19. sc68cal ◴[14 May 25 20:25 UTC] No.43988799{3}[source]▶

>>43986399 #

sometimes people edit their post after the fact. It is important sometimes to quote it, to ensure that context is preserved

20. listenallyall ◴[14 May 25 21:54 UTC] No.43989611[source]▶

>>43986433 #

When you write it out like that, it seems to make total sense! But then you read grant proposals that get funded - in things like the social sciences and humanities, and even conventional science and health - millions of dollars essentially just throwing darts to see what sticks.

replies(1): >>43989863 #

21. czzr ◴[14 May 25 22:31 UTC] No.43989863{3}[source]▶

>>43989611 #

Surely you see the difference between working in a development environment and working in production?

replies(1): >>43992193 #

22. tonymet ◴[14 May 25 23:09 UTC] No.43990138[source]▶

>>43985261 #

you haven't described the observations or the sample

replies(1): >>43990587 #

23. ericpauley ◴[15 May 25 00:24 UTC] No.43990587{3}[source]▶

>>43990138 #

TFA describes this extensively. The observations are traffic speed, bus timeliness, and over a dozen other metrics. The samples are sub-areas of NYC.

replies(1): >>43991948 #

24. notatoad ◴[15 May 25 01:26 UTC] No.43990930[source]▶

>>43984193 (TP) #

unfortunately, building a second NYC for the purposes of A/B testing isn't feasible.

but we have before and after data to compare - that's what this article is about. and the congestion pricing plan included requirements to publish data specifically for the purposes of comparison between last year and this year.

25. JumpCrisscross ◴[15 May 25 01:47 UTC] No.43991066{3}[source]▶

>>43985550 #

> randomly assigning some cities to institute congestion pricing, and other cities to not have it

Cities are stupidly heterogenous. These data wouldn't be more meaningful than comparing cities with congestion pricing to those without. (And comparing them from their congestion eras.)

replies(1): >>44006238 #

26. tonymet ◴[15 May 25 04:50 UTC] No.43991948{4}[source]▶

>>43990587 #

Anything negative ?

27. listenallyall ◴[15 May 25 05:47 UTC] No.43992193{4}[source]▶

>>43989863 #

The comment to which I replied was referring to the cost, not to the implementation

28. sorcerer-mar ◴[15 May 25 12:47 UTC] No.43994453{3}[source]▶

>>43985550 #

Everyone knows how you can conduct good experiments in a land of frictionless spherical cows.

29. rsynnott ◴[15 May 25 15:57 UTC] No.43996358[source]▶

>>43984193 (TP) #

What a good idea. Simply build another Manhattan for the purpose.
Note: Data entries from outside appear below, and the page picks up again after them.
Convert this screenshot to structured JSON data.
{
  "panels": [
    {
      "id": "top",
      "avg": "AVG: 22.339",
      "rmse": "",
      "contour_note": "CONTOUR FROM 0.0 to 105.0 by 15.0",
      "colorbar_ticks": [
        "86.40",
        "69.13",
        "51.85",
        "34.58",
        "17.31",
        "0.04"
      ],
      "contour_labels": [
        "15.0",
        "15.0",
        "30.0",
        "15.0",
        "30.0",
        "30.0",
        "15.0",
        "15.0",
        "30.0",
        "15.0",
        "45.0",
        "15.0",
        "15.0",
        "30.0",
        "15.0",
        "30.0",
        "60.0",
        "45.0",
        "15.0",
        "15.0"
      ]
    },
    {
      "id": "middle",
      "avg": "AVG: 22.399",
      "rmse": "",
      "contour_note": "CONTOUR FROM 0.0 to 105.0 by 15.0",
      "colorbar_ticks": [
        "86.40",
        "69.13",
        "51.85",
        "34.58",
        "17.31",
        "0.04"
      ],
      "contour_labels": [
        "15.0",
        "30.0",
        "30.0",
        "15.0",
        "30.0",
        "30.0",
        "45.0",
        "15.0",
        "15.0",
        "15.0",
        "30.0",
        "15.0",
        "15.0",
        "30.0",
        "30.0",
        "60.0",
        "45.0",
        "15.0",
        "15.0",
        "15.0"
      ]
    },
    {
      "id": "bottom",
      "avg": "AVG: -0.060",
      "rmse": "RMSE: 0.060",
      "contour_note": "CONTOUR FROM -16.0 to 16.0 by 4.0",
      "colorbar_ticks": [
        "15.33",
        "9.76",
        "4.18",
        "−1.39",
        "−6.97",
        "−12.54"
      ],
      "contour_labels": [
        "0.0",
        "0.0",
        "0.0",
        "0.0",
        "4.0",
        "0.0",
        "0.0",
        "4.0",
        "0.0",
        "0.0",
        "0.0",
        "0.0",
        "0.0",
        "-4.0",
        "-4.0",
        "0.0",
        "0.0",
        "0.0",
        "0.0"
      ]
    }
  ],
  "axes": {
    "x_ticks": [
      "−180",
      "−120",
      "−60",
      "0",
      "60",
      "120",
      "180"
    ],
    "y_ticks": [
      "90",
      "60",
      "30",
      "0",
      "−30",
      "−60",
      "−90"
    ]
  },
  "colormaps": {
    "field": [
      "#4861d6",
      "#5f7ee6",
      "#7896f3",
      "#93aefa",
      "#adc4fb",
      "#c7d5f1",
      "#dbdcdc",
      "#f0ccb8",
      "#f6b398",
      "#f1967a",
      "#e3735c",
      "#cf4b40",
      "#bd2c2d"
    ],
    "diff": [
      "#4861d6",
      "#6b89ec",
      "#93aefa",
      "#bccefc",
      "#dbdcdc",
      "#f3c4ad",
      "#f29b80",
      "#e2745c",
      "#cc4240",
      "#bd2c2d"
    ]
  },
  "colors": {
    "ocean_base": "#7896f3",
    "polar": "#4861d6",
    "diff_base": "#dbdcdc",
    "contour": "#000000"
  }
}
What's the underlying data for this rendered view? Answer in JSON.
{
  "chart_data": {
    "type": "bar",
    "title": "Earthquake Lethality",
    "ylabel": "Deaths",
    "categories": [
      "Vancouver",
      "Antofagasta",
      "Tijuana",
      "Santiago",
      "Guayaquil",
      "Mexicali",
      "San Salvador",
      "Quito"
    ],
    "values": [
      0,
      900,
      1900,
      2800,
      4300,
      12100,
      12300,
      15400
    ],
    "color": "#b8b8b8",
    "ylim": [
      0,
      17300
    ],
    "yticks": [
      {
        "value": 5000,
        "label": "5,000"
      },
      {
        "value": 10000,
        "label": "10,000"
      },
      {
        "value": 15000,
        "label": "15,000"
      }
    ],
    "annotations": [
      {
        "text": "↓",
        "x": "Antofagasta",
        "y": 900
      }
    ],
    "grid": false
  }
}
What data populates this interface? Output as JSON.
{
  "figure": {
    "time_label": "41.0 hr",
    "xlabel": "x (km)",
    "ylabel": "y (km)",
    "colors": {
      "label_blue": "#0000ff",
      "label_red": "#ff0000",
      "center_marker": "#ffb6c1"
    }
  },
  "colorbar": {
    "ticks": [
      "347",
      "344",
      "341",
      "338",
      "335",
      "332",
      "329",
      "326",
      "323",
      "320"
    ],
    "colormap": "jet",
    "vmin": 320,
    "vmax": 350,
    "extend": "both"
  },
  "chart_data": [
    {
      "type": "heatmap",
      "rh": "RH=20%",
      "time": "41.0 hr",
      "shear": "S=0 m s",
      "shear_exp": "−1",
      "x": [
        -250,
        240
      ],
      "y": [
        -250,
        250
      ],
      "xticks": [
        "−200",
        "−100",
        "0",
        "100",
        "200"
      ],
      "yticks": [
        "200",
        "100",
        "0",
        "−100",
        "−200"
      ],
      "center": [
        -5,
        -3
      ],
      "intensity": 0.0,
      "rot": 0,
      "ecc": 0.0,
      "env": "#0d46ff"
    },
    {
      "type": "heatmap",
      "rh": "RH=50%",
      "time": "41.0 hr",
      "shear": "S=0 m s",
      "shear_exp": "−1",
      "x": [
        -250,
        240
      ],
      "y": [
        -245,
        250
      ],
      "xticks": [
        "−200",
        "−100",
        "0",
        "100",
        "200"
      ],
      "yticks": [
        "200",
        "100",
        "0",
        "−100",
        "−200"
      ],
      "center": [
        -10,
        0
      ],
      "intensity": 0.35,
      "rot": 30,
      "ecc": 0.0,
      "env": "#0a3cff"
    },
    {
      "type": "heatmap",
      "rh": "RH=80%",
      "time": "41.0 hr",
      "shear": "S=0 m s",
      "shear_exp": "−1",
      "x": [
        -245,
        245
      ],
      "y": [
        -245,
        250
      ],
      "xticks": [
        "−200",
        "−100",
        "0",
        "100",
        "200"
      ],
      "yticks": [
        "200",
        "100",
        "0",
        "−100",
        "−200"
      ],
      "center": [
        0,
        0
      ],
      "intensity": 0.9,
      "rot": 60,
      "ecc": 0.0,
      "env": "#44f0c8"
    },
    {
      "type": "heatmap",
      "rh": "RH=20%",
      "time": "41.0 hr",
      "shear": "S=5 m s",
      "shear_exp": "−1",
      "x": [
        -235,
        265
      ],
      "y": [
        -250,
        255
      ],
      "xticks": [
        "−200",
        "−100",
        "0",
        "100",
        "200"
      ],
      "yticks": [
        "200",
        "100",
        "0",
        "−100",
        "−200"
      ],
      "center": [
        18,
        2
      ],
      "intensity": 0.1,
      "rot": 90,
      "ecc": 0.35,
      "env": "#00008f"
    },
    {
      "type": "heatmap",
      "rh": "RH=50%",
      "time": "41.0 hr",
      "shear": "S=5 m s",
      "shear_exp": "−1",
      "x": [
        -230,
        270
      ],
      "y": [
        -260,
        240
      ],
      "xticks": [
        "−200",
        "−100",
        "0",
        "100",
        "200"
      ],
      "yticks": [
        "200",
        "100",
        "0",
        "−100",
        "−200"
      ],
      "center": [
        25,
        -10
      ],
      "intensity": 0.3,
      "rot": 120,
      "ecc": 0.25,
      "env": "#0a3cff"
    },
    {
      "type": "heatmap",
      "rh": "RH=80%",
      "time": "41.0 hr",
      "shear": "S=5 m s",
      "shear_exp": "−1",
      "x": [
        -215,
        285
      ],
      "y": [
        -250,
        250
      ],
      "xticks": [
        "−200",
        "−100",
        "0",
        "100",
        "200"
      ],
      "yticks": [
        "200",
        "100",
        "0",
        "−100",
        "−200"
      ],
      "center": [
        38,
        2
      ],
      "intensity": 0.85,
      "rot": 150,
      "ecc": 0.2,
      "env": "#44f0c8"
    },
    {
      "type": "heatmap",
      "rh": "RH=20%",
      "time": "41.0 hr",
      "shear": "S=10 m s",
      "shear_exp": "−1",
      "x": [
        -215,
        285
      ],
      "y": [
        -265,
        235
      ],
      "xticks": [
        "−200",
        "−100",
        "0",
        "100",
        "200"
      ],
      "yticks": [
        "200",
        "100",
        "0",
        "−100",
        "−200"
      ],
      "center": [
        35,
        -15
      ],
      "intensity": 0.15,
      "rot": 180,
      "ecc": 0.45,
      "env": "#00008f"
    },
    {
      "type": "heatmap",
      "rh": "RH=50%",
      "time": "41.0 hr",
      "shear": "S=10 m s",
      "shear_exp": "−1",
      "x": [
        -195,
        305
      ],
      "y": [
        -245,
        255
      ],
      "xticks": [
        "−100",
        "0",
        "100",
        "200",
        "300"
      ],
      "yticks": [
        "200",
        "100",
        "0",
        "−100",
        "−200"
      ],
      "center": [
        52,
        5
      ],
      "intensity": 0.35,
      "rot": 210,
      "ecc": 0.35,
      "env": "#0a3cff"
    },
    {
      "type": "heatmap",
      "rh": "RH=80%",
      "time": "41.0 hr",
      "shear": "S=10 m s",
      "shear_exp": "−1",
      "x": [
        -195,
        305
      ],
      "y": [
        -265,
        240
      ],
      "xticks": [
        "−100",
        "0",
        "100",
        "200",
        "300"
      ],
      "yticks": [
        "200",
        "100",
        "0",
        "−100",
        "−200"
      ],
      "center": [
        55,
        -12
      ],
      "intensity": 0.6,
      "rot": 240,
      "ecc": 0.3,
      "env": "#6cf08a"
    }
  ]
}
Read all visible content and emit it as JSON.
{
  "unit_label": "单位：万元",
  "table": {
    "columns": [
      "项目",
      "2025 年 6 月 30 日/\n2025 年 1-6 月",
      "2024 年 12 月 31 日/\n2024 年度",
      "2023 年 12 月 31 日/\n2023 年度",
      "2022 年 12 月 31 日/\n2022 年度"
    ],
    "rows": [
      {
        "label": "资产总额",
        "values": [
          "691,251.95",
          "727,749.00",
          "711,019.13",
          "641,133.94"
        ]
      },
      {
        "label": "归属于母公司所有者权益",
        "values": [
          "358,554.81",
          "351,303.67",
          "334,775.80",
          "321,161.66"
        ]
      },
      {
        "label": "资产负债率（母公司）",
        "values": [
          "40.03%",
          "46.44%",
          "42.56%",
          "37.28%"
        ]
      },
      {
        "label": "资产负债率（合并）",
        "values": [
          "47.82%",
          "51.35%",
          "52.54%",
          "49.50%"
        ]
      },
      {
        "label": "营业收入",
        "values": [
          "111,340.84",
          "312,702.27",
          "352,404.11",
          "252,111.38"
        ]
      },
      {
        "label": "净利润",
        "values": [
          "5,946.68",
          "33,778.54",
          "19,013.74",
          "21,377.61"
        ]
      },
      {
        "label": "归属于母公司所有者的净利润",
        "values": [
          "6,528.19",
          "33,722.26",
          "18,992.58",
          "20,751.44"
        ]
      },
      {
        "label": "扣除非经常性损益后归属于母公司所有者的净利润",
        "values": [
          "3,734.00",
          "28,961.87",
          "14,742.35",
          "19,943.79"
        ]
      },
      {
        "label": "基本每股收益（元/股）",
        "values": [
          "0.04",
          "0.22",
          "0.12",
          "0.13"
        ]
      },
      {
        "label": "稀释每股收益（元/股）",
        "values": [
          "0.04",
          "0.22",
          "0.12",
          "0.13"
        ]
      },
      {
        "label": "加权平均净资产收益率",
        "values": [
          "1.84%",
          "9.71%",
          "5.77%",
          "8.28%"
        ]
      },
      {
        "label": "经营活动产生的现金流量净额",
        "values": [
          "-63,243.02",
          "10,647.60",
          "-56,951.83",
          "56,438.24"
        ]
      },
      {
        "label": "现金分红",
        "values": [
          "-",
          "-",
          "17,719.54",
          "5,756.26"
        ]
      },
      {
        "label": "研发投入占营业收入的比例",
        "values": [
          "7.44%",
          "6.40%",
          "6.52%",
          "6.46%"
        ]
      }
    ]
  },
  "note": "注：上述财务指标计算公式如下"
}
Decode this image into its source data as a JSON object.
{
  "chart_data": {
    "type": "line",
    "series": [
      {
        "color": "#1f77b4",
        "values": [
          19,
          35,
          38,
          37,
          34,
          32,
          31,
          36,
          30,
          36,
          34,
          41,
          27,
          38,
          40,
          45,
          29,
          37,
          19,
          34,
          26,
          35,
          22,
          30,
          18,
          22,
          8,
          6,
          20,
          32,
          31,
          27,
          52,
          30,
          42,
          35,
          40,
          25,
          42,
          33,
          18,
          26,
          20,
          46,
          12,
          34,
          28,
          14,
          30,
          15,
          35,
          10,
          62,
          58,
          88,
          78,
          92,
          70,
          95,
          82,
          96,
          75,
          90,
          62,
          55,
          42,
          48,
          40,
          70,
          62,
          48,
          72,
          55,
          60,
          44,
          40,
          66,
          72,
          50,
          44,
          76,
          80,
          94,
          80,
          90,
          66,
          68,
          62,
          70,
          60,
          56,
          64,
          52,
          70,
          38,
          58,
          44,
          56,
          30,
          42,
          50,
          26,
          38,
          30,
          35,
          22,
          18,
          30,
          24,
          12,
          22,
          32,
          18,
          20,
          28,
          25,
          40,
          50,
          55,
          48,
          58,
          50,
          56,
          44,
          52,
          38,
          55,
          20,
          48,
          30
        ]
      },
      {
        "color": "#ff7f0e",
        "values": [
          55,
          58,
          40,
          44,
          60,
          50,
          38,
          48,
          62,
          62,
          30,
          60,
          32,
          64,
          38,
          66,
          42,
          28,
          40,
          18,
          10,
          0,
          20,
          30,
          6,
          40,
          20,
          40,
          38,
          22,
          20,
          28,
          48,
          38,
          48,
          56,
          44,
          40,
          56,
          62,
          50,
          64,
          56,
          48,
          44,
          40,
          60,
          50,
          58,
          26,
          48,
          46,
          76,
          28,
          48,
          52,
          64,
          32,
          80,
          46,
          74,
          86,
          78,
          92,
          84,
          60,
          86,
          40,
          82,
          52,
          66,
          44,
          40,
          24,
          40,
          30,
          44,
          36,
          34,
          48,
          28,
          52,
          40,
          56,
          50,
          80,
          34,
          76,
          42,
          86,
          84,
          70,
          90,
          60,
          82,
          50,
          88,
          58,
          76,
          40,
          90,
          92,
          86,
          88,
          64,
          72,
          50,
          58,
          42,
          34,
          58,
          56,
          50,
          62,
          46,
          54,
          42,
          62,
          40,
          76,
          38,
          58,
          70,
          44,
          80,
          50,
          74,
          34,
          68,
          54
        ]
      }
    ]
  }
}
30. bunderbunder ◴[16 May 25 14:54 UTC] No.44006238{4}[source]▶

>>43991066 #

What you're telling me here is that you aren't aware of what the randomization is for in randomized controlled trials.

"Our treatment units are stupidly heterogeneous" is exactly the problem it solves. A century's worth of developing increasingly sophisticated statistical techniques for making do without random assignment has thus far failed to accomplish anything than provisional mitigations that are notoriously easy to use incorrectly in practice.